Lee’s competitive drive to win may have seen him become a dominant force in the ultra-running scene, but it’s never been what sustains him. In conversation, podium finishes are brushed off with endearing humility. Only feats of endurance that defy the odds are celebrated. As Lee explains, “I don’t need to be involved in these virtual races or anything like that to get inspiration. I can just try and run up my local mountain as fast as I can.” And so he did.
On that lonely road in Thailand, Lee attempted to break his own record of the Doi Inthanon 50km. Just after 2pm, a message from Lee comes through. “Wow. That was tough. Nearly got it, but knew with 5/6km to go that it would be a struggle,” it reads. There’s a screenshot of a Strava map, a line of orange snaking through an endless backdrop of green. The elevation reads 2,465 metres and to the bottom right is Lee’s time: 4h6m. It’s still the second-fastest time recorded for the Doi Inthanon 50km, but to Lee it’s a failure. The record he was chasing remains, unbroken.
“No excuses, I’m dead now, and I’ll try again in a more forgiving month…”

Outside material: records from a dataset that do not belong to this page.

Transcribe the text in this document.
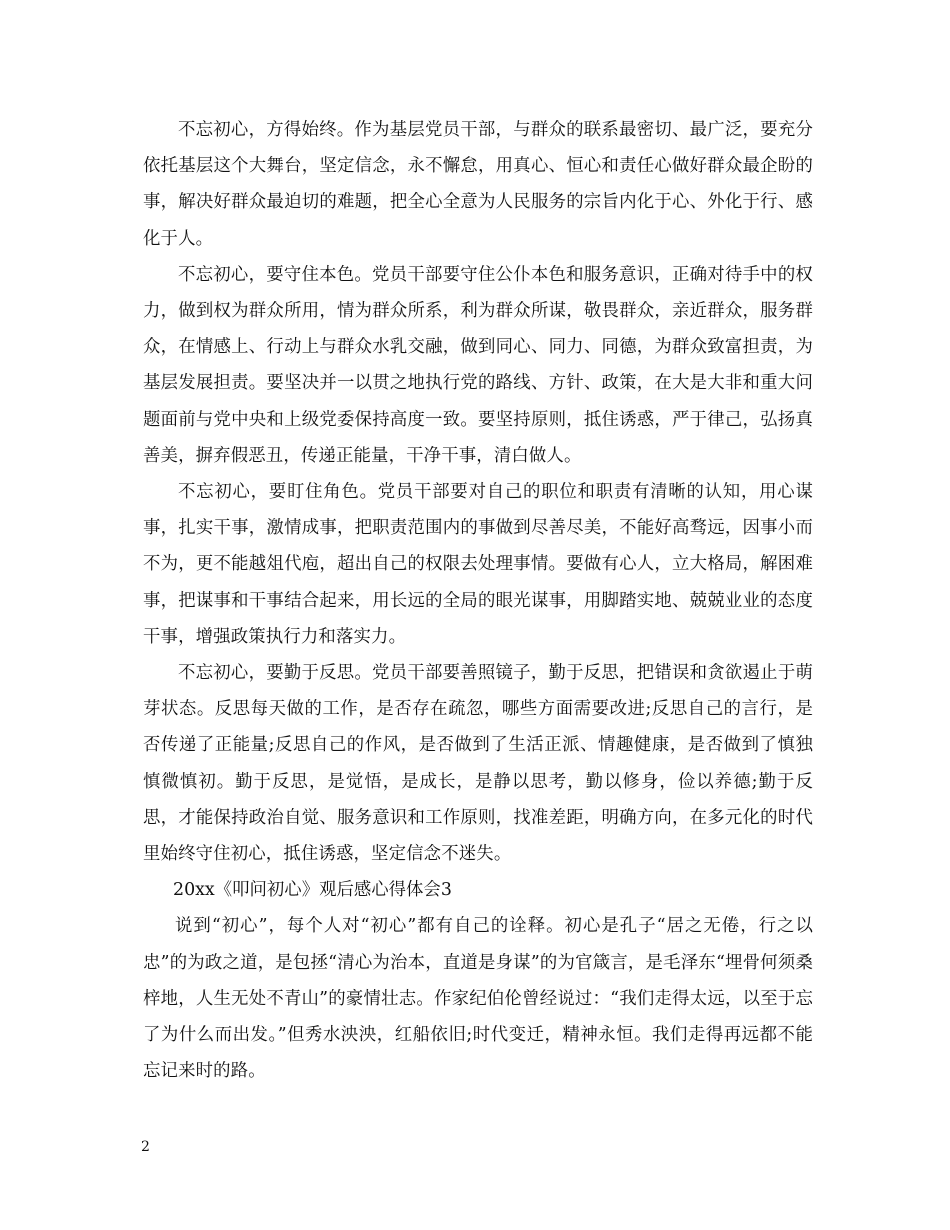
不忘初心，方得始终。作为基层党员干部，与群众的联系最密切、最广泛，要充分依托基层这个大舞台，坚定信念，永不懈怠，用真心、恒心和责任心做好群众最企盼的事，解决好群众最迫切的难题，把全心全意为人民服务的宗旨内化于心、外化于行、感化于人。

不忘初心，要守住本色。党员干部要守住公仆本色和服务意识，正确对待手中的权力，做到权为群众所用，情为群众所系，利为群众所谋，敬畏群众，亲近群众，服务群众，在情感上、行动上与群众水乳交融，做到同心、同力、同德，为群众致富担责，为基层发展担责。要坚决并一以贯之地执行党的路线、方针、政策，在大是大非和重大问题面前与党中央和上级党委保持高度一致。要坚持原则，抵住诱惑，严于律己，弘扬真善美，摒弃假恶丑，传递正能量，干净干事，清白做人。

不忘初心，要盯住角色。党员干部要对自己的职位和职责有清晰的认知，用心谋事，扎实干事，激情成事，把职责范围内的事做到尽善尽美，不能好高骛远，因事小而不为，更不能越俎代庖，超出自己的权限去处理事情。要做有心人，立大格局，解困难事，把谋事和干事结合起来，用长远的全局的眼光谋事，用脚踏实地、兢兢业业的态度干事，增强政策执行力和落实力。

不忘初心，要勤于反思。党员干部要善照镜子，勤于反思，把错误和贪欲遏止于萌芽状态。反思每天做的工作，是否存在疏忽，哪些方面需要改进;反思自己的言行，是否传递了正能量;反思自己的作风，是否做到了生活正派、情趣健康，是否做到了慎独慎微慎初。勤于反思，是觉悟，是成长，是静以思考，勤以修身，俭以养德;勤于反思，才能保持政治自觉、服务意识和工作原则，找准差距，明确方向，在多元化的时代里始终守住初心，抵住诱惑，坚定信念不迷失。

20xx《叩问初心》观后感心得体会3

说到“初心”，每个人对“初心”都有自己的诠释。初心是孔子“居之无倦，行之以忠”的为政之道，是包拯“清心为治本，直道是身谋”的为官箴言，是毛泽东“埋骨何须桑梓地，人生无处不青山”的豪情壮志。作家纪伯伦曾经说过：“我们走得太远，以至于忘了为什么而出发。”但秀水泱泱，红船依旧;时代变迁，精神永恒。我们走得再远都不能忘记来时的路。

2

When we speak later, his tone is soft, a little weary with fatigue, but far from self-pitying. “Nothing changes, even though it was a solo attempt, it wasn’t a race and there was no competition, you still failed at what you tried to do,” Lee explains. Somewhere deep in his sinews is a box that remains unchecked. You get the feeling that Lee will return to the foot of this mountain repeatedly, until he conquers it. To Lee, his Monday effort fell short of his goal, but to all those who have been following his journey, it proved that even away from competition, there’s still much to learn from trying. It may have all been for an audience of one, but Lee Grantham proved that even in the hardest of times, mountains are, after all, just a hill.